Wir wissen alle, dass das nicht das Gleiche ist, aber so können sie dich besser verstehen und dir die benötigte Unterstützung zukommen lassen. Sicherlich gibt es viele starke Schultern, an die du dich anlehnen kannst, und viele helfende Hände, die dir aufhelfen, wenn du hingefallen bist.
Den Schmerz verstehen ist der erste Schritt
Niemand wird sich jemals deine Schuhe anziehen können, aber dein Umfeld kann dir Verständnis entgegenbringen und dir zuhören. Auch wenn es natürlich dein Weg und dein Leid ist, welches du allein aushalten und überwinden musst.

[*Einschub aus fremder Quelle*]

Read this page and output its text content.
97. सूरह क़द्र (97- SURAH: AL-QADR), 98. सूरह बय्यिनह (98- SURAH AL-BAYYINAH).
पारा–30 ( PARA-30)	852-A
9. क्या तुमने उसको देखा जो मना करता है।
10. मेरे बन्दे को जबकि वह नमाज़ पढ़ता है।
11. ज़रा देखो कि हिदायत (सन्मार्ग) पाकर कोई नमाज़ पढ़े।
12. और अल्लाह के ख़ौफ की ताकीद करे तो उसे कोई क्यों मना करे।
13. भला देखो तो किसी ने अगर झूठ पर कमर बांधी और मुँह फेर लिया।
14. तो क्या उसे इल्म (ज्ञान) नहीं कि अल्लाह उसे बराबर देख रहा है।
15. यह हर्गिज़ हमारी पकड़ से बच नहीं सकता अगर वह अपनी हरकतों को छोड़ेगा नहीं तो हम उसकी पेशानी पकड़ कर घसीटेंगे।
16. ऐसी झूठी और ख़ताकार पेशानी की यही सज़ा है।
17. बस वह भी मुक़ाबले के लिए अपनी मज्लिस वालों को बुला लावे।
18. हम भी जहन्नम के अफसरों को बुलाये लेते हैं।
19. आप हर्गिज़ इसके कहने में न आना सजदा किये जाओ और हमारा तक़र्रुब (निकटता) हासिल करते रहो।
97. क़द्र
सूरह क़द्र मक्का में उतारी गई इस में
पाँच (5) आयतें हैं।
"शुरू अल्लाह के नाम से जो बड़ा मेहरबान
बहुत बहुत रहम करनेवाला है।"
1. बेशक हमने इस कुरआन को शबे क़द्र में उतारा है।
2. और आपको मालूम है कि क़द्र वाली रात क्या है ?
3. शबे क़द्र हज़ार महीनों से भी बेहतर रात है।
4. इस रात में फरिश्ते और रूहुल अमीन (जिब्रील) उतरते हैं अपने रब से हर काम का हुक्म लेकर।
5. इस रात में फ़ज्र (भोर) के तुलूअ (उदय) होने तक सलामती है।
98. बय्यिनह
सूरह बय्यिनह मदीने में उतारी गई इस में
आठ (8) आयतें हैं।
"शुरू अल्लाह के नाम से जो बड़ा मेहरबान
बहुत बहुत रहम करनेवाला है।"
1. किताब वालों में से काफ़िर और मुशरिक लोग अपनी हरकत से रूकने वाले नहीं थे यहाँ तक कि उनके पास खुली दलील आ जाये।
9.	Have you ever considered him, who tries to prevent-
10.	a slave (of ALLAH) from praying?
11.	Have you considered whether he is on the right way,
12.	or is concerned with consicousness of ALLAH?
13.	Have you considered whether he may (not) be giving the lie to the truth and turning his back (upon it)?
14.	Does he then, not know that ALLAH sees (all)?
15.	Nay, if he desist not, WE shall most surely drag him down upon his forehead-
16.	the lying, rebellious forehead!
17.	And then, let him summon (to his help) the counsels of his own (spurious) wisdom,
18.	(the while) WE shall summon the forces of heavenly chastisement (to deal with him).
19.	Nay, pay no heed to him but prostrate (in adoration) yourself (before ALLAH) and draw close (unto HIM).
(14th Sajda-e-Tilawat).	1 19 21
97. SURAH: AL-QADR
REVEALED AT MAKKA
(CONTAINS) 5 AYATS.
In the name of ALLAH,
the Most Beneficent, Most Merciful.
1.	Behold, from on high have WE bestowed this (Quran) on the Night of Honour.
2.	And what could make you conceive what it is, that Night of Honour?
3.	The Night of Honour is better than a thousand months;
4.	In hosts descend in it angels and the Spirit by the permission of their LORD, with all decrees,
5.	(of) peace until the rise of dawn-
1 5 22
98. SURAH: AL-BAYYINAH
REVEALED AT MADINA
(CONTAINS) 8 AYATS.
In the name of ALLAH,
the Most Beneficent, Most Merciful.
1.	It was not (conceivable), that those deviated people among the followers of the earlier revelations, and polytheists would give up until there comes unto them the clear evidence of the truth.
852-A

„Der Schmerz ist nicht das Problem, das Problem sind die offenen emotionalen Wunden.“
Bernardo Stamateas
Sprich über deinen Schmerz, lasse ihn heraus und behalte ihn nicht für dich. Aber erwarte bitte nicht, dass es dir sofort besser gehen wird, denn alles braucht seine Zeit. Suche nach einem kleinen Licht, das dir diesen so düsteren Weg erhellt. Suche das Verständnis anderer. All das wird dir dabei helfen, deinem Leid so schnell wie möglich ein Ende zu bereiten.
Diese Art, mit dem Schmerz umzugehen, ist auf jeden Fall besser, als ihn zu ignorieren, darauf zu warten, dass die Zeit alle Wunden heilt und sich zu wünschen, dass jemand in deine Schuhe schlüpft, ohne wirklich zu wissen, was du momentan durchmachst.